Based upon observation and interview, the facility failed to ensure that smoke barriers were constructed to a minimum 1/2-hour fire resistance rating in accordance with 8.5 as required by 19.3.7.3 and 8.6.7.1(1). This deficient practice could affect 20 patients in the event of smoke not being contained to the smoke compartment of origin.

Findings Include:
On 1/23/17 at approximately 1:20pm, penetration consisting of a wire in smoke barrier wall above the cross-corridor doors by Room 216 was observed to not be protected in accordance with Section 8.5.6.2.

On 1/23/17 at approximately 1:20pm, an interview with Maint #1 and Maint #2 confirmed that the wall was a smoke barrier and the penetrations were not protected with an approved firestop assembly.

Special Provisions - Other

Tag No.: K0400

Based upon observation and interview, the facility failed to ensure that ventilating or heat-producing equipment was installed in compliance with the provisions of Section 9.2.2. This deficient practice could affect 1 staff in the event of a fire in the dryer vent not being contained.

Findings Include:
On 1/23/17 at approximately 12:35pm, the 3 North Soiled Utility Room dryer vent was observed to be constructed of vinyl material and not of rigid sheet metal or other smooth, non-combustible material as required by Section 10.7.3.6 of NFPA 211.

On 1/23/17 at approximately 12:35pm, an interview with Maint #1 and Maint #2 confirmed that the dryer vent was not of non-combustible material.

Electrical Systems - Other

Tag No.: K0911

Based upon observation and interview, the facility failed to ensure that electrical wiring was installed in accordance with NFPA 70 as required by Section 9.1.2. This deficient practice could affect 5 occupants in the event of an electrical fault causing a fire.

Findings Include:
On 1/23/17 at approximately 12:26pm, wiring above the fire doors for 3 South wing was observed to not have the cover plate in place as required by NFPA 70, Article 314.25.

On 1/23/17 at approximately 12:26pm, an interview with Maint #1 and Maint #2 confirmed that the wiring observed was active and not covered. Maint #1 replaced the cover at that time.

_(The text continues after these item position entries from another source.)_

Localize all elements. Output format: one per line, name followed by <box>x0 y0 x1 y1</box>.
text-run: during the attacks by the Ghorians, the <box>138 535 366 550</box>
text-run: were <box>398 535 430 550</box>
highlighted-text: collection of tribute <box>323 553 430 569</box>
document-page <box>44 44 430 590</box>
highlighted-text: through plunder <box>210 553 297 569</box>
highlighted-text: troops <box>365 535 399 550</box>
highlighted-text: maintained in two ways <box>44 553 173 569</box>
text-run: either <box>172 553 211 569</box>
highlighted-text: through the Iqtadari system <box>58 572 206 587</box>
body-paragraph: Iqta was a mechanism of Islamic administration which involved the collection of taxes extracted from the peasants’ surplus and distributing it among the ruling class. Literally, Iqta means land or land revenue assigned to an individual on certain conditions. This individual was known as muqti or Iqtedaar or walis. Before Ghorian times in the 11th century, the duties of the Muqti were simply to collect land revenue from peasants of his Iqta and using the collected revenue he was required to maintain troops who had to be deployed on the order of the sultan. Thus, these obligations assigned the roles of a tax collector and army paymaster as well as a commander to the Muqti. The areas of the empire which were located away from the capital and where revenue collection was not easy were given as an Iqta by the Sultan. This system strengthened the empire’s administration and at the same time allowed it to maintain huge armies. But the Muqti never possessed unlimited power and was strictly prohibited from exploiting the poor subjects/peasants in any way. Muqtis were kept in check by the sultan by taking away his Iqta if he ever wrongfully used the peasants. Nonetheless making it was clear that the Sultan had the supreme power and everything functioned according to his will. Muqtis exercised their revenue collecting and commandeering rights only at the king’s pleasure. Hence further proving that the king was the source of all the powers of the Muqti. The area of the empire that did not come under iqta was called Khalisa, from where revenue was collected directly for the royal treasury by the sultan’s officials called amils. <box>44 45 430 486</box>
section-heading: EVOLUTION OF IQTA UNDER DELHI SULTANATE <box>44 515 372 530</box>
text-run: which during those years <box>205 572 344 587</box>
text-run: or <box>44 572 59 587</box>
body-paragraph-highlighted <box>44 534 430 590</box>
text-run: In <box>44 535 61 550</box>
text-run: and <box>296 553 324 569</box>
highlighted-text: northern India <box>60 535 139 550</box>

Electrical Equipment - Power Cords and Extens

Tag No.: K0920

Based upon observation and interview, the facility failed to ensure that extension cords are placed in use only temporarily as required by 10.2.4 of NFPA 99 and 590.3(D) of NFPA 70. This deficient practice could affect 1 staff in the event of an electrical overload of the extension cord leading to a fire.

Findings Include:
On 1/23/17 at approximately 12:10pm, the refrigerator in Nourishment Room 3 West was observed to be connected to the electrical outlet with an extension cord. The refrigerator cord was capable of reaching the outlet.

On 1/23/17 at approximately 12:10pm, an interview with Maint #1 and Maint #2 confirmed that the cord was not in temporary use as permitted by Section 10.2.4 of NFPA 99. Maint #1 removed the cord and plugged the refrigerator into the outlet directly.